If you are thinking about trying out Takoma, there's now a dedicated KAL group on Ravelry. Thanks to Julie for starting that up.
I have a few posts' worth of thoughts to share with you on Takoma (collar technique and source material) but first, I think color has so much to do with why we are drawn to knit, and this one is no exception.
So far, people who have cast on have played it pretty close to my original colors, and I am so happy about that. But I don't want anyone to feel like the burgundy/brown/cream trio is the only attractive way to go.
We all know the kinds of earthy colors Cowichans are usually knit in -- and these colors are important since the Salish knitters traditionally consider the natural wool to be a sacred gift.

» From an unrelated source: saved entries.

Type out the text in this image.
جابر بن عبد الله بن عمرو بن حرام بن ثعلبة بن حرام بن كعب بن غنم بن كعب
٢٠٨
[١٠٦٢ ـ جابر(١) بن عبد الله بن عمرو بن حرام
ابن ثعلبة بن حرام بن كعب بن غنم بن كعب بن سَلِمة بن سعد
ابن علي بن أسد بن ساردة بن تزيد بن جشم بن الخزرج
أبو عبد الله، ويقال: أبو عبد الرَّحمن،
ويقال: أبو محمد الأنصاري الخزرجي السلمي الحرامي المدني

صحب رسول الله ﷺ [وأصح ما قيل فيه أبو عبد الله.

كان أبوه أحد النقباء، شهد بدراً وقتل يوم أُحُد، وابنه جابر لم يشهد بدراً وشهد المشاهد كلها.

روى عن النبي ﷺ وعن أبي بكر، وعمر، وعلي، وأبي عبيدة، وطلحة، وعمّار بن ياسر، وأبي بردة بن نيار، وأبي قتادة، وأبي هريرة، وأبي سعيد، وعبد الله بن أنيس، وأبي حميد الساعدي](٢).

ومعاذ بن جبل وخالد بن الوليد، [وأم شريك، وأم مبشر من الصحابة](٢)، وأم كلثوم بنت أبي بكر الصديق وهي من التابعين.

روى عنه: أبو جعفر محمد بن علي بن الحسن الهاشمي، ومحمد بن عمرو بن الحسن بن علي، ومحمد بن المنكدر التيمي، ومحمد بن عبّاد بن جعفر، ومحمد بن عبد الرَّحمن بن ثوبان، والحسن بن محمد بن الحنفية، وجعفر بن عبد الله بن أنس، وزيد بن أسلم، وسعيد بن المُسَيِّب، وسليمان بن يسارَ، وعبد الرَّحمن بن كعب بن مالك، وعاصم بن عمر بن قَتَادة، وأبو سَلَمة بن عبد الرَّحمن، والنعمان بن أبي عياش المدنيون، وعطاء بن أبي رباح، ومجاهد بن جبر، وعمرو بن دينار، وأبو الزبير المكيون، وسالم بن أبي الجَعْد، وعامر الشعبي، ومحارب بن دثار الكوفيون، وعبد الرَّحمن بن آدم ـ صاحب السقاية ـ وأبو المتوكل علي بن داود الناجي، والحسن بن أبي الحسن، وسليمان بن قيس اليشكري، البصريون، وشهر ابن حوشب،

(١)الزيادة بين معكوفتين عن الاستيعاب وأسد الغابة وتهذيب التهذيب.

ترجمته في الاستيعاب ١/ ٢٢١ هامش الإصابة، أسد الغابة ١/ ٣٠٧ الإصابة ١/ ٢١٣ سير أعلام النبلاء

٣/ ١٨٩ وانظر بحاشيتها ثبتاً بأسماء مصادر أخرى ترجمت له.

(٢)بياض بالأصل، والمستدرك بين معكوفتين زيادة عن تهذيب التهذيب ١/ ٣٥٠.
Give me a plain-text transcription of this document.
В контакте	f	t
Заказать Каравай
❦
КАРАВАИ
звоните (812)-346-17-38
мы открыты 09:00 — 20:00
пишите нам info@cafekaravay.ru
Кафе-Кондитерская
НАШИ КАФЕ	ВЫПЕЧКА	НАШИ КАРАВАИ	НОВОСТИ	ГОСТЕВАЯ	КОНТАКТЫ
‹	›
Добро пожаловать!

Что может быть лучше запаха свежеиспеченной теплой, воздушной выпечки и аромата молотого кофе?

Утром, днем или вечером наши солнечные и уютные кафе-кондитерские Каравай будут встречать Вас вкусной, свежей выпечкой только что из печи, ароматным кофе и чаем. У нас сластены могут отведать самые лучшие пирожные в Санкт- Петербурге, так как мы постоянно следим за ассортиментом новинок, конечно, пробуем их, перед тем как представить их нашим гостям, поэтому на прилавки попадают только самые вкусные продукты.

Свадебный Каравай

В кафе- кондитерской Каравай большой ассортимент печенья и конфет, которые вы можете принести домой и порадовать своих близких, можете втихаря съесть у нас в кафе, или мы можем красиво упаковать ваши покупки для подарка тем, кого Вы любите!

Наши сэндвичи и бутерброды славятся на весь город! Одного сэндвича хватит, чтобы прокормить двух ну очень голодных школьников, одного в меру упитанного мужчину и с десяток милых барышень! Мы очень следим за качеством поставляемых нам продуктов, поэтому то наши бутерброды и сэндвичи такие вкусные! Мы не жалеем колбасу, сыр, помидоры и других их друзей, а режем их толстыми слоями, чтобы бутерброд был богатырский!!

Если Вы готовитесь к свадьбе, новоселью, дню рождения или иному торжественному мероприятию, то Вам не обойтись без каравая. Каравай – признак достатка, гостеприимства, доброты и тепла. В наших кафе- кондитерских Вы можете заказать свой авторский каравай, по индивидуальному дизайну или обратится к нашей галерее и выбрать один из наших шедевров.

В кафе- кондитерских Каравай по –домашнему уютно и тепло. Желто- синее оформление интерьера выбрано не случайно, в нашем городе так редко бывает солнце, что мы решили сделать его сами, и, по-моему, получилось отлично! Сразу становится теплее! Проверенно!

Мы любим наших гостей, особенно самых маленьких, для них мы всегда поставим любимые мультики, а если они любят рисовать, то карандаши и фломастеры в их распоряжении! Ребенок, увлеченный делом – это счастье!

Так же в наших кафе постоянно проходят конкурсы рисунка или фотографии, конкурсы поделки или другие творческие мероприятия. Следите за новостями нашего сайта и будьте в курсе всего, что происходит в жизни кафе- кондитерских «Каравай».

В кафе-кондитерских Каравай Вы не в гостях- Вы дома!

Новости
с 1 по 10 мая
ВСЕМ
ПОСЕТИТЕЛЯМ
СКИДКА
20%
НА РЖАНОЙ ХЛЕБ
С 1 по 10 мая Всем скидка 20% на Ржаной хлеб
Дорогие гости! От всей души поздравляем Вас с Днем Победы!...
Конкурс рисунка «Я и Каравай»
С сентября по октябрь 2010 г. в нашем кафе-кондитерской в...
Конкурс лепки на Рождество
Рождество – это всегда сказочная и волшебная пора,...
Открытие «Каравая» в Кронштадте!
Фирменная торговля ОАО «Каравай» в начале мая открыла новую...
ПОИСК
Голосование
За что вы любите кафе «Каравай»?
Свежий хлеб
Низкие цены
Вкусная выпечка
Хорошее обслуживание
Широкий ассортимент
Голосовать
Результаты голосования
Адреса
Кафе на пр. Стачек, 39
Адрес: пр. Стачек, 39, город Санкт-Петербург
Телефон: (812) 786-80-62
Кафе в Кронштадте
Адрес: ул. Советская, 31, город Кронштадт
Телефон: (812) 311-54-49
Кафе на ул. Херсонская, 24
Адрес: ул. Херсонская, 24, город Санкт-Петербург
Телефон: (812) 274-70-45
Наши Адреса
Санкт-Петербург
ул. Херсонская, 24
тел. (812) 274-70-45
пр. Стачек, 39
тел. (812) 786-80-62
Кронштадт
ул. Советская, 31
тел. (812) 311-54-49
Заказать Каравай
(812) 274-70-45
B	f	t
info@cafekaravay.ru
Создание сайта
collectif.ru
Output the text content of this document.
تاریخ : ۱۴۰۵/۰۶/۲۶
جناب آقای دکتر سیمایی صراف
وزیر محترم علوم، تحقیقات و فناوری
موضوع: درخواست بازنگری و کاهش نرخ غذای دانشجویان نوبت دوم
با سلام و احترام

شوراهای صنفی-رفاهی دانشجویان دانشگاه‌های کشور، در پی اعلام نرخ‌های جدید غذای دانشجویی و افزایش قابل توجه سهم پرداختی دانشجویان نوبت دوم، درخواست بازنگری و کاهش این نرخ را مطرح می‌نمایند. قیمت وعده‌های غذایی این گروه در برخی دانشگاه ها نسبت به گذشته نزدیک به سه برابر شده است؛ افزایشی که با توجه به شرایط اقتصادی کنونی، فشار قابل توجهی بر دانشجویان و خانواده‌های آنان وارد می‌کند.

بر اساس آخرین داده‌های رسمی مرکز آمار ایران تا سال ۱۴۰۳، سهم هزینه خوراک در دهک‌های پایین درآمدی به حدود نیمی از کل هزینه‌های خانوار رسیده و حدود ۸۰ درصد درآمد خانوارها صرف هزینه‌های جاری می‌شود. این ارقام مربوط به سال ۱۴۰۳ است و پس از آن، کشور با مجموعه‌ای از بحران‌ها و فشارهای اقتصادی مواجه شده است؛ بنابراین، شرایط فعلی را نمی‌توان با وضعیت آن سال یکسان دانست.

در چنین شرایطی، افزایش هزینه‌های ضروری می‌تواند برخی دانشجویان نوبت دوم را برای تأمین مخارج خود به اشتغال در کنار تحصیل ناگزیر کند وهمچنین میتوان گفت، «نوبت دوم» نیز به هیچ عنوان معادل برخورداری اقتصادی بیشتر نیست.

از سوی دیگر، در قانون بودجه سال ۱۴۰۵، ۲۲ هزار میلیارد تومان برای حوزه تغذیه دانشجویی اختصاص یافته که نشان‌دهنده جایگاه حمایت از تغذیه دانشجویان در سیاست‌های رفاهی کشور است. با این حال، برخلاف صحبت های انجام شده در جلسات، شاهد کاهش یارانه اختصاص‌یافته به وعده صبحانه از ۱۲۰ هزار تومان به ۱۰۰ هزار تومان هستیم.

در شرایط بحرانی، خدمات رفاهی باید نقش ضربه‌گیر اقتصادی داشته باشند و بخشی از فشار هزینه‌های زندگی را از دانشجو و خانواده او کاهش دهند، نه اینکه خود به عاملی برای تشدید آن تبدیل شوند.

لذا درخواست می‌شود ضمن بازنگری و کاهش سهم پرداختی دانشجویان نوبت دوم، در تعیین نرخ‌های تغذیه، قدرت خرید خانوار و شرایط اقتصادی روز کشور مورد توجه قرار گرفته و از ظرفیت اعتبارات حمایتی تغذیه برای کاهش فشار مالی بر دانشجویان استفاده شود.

Meanwhile, my email this week had a Pendleton design from -- of all places -- Anthro that reminded me why I love the original colorways.
It isn't hard to transpose this arrangement into Takoma. I'd try the black as the main color, and keep the cream where it is, leaving the grey to fill in where I have the brown. Or reverse those last two, or start with the grey. Or not.
Cambria is knitting a Takoma taking her color cue from stash yarn she already had and loved:
It also looks like she is steeking it (tell tale stitch line there on the right) Rock that!
I also stumbled across this trio in my stash photos that I think would make a beautiful sweater.
That blue reminded me of a sweater I saw on Crystal's blog about a year ago that combined cream, a good blue, and a burnt pumpkin kind of orange that I really admired (and there's that green too). Nice, eh?
Of course, there's no reason to keep to just three colors (as you can tell from that great pop of green). You could use a whole colorbox, drawing your inspiration from anywhere.